In that consolidation wave, technology platforms become the most attractive targets. Buyers want reusable infrastructure – API distribution, pricing and underwriting tech, claims automation – not single-product digital insurers.

As a result, I think strategic partnerships will also become tougher and more long-term by design. Capacity partners and distributors demand performance-based economics, auditability and operational resilience, leaving little tolerance for fragile vendors.

At the same time, the IPO window will quietly reopen for the very best insurtechs. A small number of leading insurtechs will start preparing public filings. Not many will make it there – but enough to signal that the next phase of maturity has begun.

5. DORA in practice: operational resilience becomes a differentiator

Even though DORA (Digital Operational Resilience Act) applied from the beginning of 2025, 2026 is when many companies will feel the ongoing supervisory cadence.

As a result, operational resilience will shift from a compliance exercise to a commercial differentiator. We’ve seen partners increasingly ask for proof before signing – controls, testing regimes and incident playbooks – especially in embedded and B2B2C models.

This will extend to board agendas as supervision becomes tangible through regular audits, governance, KPIs and remediation cycles. Major ICT incident reporting will also become a muscle – not just the ability to file reports, but to classify incidents consistently, escalate them quickly, run meaningful post-mortems and feed lessons learned back into change management.

That same mindset reshapes how testing is approached. Instead of annual audits and last-minute checks, resilience testing becomes continuous. Scenario testing and recovery drills become part of the operating rhythm rather than a year-end scramble.

As expectations rise internally, they also extend outward. Third-party risk turns into a contract negotiation battleground. Audit rights, subcontractor visibility, resilience-linked SLAs and credible exit plans become standard clauses.
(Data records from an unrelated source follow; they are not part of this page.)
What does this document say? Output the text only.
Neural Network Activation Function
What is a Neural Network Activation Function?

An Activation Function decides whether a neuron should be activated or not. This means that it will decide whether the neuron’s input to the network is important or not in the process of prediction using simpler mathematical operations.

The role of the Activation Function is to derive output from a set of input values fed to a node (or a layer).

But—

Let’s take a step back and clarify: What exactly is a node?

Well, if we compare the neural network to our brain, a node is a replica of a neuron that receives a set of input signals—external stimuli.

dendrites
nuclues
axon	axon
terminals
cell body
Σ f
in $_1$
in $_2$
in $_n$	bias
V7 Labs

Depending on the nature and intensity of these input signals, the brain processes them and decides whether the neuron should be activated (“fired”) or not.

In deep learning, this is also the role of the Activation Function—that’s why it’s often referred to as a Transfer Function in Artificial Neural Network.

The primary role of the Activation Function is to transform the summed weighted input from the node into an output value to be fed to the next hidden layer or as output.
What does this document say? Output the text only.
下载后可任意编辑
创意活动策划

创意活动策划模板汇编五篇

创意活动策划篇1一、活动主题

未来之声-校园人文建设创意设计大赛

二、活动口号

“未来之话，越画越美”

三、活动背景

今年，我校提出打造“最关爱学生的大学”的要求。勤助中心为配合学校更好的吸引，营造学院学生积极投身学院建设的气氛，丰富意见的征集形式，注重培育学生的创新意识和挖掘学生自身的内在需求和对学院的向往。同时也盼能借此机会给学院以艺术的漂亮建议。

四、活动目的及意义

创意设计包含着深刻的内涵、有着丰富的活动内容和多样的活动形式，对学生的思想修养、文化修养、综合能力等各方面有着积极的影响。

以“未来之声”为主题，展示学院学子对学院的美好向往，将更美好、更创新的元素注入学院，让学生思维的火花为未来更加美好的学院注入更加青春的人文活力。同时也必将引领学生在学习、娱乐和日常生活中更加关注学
Cloud concentration, meanwhile, is no longer theoretical but a regulatory and commercial reality. High-profile outages, like the two major Cloudflare crashes in 2025, remind everyone of the systemic risk of relying on a small set of providers. As a result, multi-region design and clear failover strategies become part of standard due diligence.

Ultimately, resilience shows up where it matters most: the customer experience. Faster recovery times and clearer incident communication reduce churn and complaints, turning operational strength into something customers can actually feel. In 2026, resilience isn’t just about compliance – it’s about trust.

How to tell if your insurtech partner is up-to-speed with data security measures →

Conclusion: what’s ahead for insurtech in 2026

2026 won’t be about bold claims, but about execution and tangible outcomes.

The players that win will be the ones turning technology into real operating leverage, embedded insurance into a genuine growth engine and operational resilience into a competitive advantage.

The era of experimentation is giving way to one of delivery and discipline, and I’m looking forward to seeing who steps up.